Tens of millions of Italian consumers went on strike yesterday to register their anger at the rapid rise in prices since the euro was introduced 20 months ago.

Four consumer organisations and some of the big trade unions joined hands in a day of protest directed at retail inflation. The price of a haircut in Rome has jumped by more than 12 per cent, a pizza in Bari in the far south is up 12.8 per cent, and a cup of cappuccino in Naples has risen 20 per cent since this time last year.

Last night the four organisations behind the action claimed that 47 per cent of consumers, about 26.5 million people, had obeyed the strike call. They had been hoping to draw 30 million people, inflicting a €300m (£210m) loss of revenue on the retailers they insist are scalping the public.

In Rome, many supermarkets were almost deserted as shoppers put off buying all but the most essential items. But traditional markets and local shops said business was normal. A fruit and vegetable vendor at a retail market in the capital said: "The volume of business has dropped off a lot in recent months, because families have got less money to spend. But I don't see that today is different from other days."

Italy has seen prices rise on average by 2.8 per cent in the past year, higher than France (1.9 per cent) or Germany (1.1 per cent) though lower than Spain (3 per cent). The EU average is 2.1 per cent. But the average figure disguises some extraordinary jumps: railway sleeping cars and camping site charges, for example, have risen 32.5 per cent in the past year, postal banking charges have gone up more than 26 per cent and cigarettes more than 14 per cent. The economy is now officially in recession.

The general consensus, in this normally europhiliac country, is that the "euro effect" is to blame: under the cover of confusion when the currency was introduced, businesses rounded up their prices and have continued doing so - even though in supermarkets prices are marked in euros and lira.

Antonio Marzano, the Minister for Productive Activity, said: "There is no price emergency. Consumers should go on strike every day against shopkeepers who raise their prices unfairly ... A strike against all shops hits the nation's gross domestic product, whereas if they struck only against the crafty operators they would spend more with those who behave correctly."
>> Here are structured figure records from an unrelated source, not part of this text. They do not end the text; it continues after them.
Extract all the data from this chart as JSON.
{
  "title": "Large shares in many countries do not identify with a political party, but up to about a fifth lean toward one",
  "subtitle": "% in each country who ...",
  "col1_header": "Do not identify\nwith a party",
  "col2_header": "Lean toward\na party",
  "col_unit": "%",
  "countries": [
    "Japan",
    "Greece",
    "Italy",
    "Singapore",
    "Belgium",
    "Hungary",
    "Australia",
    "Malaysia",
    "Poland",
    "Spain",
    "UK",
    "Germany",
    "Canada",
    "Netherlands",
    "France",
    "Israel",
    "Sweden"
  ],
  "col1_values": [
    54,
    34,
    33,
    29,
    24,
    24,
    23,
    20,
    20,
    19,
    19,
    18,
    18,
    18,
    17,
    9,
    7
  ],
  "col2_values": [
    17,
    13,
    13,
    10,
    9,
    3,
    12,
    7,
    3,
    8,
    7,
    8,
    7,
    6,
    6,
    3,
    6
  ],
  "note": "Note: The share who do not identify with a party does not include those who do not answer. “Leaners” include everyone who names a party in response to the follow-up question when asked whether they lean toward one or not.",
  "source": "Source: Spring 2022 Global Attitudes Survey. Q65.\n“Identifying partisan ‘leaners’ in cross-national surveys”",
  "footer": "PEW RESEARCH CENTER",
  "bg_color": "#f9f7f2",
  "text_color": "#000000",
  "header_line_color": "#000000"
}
Gugliemo Epifani, a union leader, said the government had "done nothing" to restrain prices. "It's a relative alarm," he said. "We are certainly not talking about the sort of inflation we had 20 years ago, but when businesses say they are losing out in international competition, and when families say they can't make their money stretch to the end of the month because of the continual rises, it's clear that there is growing social hardship."